We want to play for smaller audiences. We want to see everyone’s faces and talk afterwards like we did something together. The old 4th wall of music, where everyone sits quietly and listens then leaves, is outmoded. There is an imbalance of perceived roles and their importance. To attend a live concert is a magnificently generous thing to do. To listen and respond from within, to show on your face that response, to breathe in sync with others in the room (because that is what happens)—these actions become huge in the face of our increasingly screen-based lives. User-friendly means that a machine has been programmed to resemble the depth and detail of human response—but still imperfectly. Nothing beats the grace and finesse of actual human interaction!
And this audience delivered. They listened so intently we could hear them listening. They carried us when we got nervous and made mistakes with the newness. Some people even cried. Wow. We felt it all. Exhilarating.
We were well partnered in this desire for connection: The Magsamens welcomed our music into their beautiful home on a hilltop in North Bennington overlooking the western flank of the Green Mountains. The home was originally a humble farmhouse dating back several Vermont centuries.
The Music Room where we sang, had its own history.

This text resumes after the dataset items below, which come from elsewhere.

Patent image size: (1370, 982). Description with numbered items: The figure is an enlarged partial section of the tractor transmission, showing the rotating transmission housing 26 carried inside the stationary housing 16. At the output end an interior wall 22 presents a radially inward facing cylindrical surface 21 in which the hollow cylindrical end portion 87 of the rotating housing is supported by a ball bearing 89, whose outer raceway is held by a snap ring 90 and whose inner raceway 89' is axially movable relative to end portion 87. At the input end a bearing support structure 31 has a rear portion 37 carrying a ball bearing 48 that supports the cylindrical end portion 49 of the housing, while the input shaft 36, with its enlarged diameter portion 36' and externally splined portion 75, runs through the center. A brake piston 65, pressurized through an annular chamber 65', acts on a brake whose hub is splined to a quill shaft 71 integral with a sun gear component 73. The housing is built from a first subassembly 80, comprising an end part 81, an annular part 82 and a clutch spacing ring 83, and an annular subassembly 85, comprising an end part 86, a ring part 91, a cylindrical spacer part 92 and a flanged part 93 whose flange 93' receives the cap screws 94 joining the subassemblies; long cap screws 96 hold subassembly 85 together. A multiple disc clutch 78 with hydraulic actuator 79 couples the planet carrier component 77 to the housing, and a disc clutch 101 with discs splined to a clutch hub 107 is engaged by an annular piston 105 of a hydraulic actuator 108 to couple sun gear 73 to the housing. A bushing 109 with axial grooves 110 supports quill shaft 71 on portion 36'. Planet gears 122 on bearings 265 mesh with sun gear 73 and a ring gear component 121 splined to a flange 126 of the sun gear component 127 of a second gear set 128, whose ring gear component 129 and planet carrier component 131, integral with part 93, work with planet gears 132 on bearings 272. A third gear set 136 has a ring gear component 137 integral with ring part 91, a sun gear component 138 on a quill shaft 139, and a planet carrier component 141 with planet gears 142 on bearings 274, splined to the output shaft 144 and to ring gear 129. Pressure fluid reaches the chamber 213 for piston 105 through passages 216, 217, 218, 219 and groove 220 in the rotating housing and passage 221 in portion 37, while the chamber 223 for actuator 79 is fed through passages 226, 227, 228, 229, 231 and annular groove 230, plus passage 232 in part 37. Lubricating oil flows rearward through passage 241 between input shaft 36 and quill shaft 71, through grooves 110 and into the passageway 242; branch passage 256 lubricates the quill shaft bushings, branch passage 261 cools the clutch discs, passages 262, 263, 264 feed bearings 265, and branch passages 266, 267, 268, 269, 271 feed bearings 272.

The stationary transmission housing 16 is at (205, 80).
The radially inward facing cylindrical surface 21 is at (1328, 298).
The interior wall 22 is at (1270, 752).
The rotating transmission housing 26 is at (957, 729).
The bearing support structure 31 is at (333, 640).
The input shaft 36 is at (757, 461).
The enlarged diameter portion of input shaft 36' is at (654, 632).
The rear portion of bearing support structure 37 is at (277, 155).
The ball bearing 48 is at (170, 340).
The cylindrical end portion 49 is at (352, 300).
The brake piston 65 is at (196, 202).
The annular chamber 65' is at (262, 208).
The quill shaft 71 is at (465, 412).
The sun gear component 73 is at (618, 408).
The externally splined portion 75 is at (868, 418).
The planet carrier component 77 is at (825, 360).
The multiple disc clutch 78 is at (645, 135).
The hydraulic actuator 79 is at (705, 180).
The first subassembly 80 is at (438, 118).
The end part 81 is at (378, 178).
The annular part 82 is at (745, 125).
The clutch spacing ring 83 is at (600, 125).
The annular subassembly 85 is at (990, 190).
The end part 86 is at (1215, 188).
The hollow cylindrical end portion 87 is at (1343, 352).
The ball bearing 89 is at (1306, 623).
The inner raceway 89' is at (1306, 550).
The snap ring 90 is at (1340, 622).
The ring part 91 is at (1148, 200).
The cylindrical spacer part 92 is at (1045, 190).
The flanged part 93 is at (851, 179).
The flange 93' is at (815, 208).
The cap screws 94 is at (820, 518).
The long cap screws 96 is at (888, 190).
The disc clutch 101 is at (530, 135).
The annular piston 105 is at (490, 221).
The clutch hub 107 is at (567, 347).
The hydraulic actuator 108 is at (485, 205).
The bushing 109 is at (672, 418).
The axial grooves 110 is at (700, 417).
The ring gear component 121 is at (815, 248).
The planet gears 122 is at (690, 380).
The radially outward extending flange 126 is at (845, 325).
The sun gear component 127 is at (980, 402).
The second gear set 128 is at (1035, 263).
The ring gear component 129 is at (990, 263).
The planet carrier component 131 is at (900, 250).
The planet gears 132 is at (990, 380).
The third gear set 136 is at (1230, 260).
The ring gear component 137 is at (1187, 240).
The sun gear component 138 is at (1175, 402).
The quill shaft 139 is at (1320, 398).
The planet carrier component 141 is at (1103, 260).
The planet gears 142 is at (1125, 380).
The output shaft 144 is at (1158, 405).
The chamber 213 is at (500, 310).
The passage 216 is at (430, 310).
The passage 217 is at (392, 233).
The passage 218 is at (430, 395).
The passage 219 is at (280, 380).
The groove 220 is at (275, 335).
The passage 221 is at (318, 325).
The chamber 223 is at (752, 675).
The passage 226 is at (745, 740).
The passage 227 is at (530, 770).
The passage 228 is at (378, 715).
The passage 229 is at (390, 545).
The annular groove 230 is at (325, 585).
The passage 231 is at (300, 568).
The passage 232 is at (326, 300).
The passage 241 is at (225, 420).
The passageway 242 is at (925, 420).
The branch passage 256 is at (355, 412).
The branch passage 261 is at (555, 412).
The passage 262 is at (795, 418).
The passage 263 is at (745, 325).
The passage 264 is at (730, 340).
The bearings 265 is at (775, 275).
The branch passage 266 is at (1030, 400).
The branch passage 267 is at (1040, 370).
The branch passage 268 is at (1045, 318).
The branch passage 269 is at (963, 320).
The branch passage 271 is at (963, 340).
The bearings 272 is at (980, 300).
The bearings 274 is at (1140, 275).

The room itself had once been part of the mansion a few doors across on another magnificent wooded hilltop. That mansion belonged to the Park-McCullough family: built by John McCullough who moved to North Bennington in 1873 after marrying Eliza Hall Park, daughter of Panama Railway president Trenor Park. His father-in-law appointed McCullough vice-president of the distant railway. Through the 1880s McCullough rose to run not only Panama, Chicago, Erie Railroads but Bennington & Rutland Railway which built many of the neighborhoods of North Bennington. He become governor of Vermont from 1902 to 1904.
But his youngest daughter Esther Morgan Park McCullough fell in love with a woman, international concert pianist Cora Stell Andersen. Esther was a novelist but played the violin. They became lifelong partners. The Park-McCullough parents moved the music room (see video) above in one piece, adding it to the farmhouse, so that the couple could live in privacy.
The acoustics were amazing. The audience members were gorgeous. We broke fast on homemade quiche and sat and talked for almost twice the length of the concert we’d just given. Marvelous. Just what we’d dreamed of.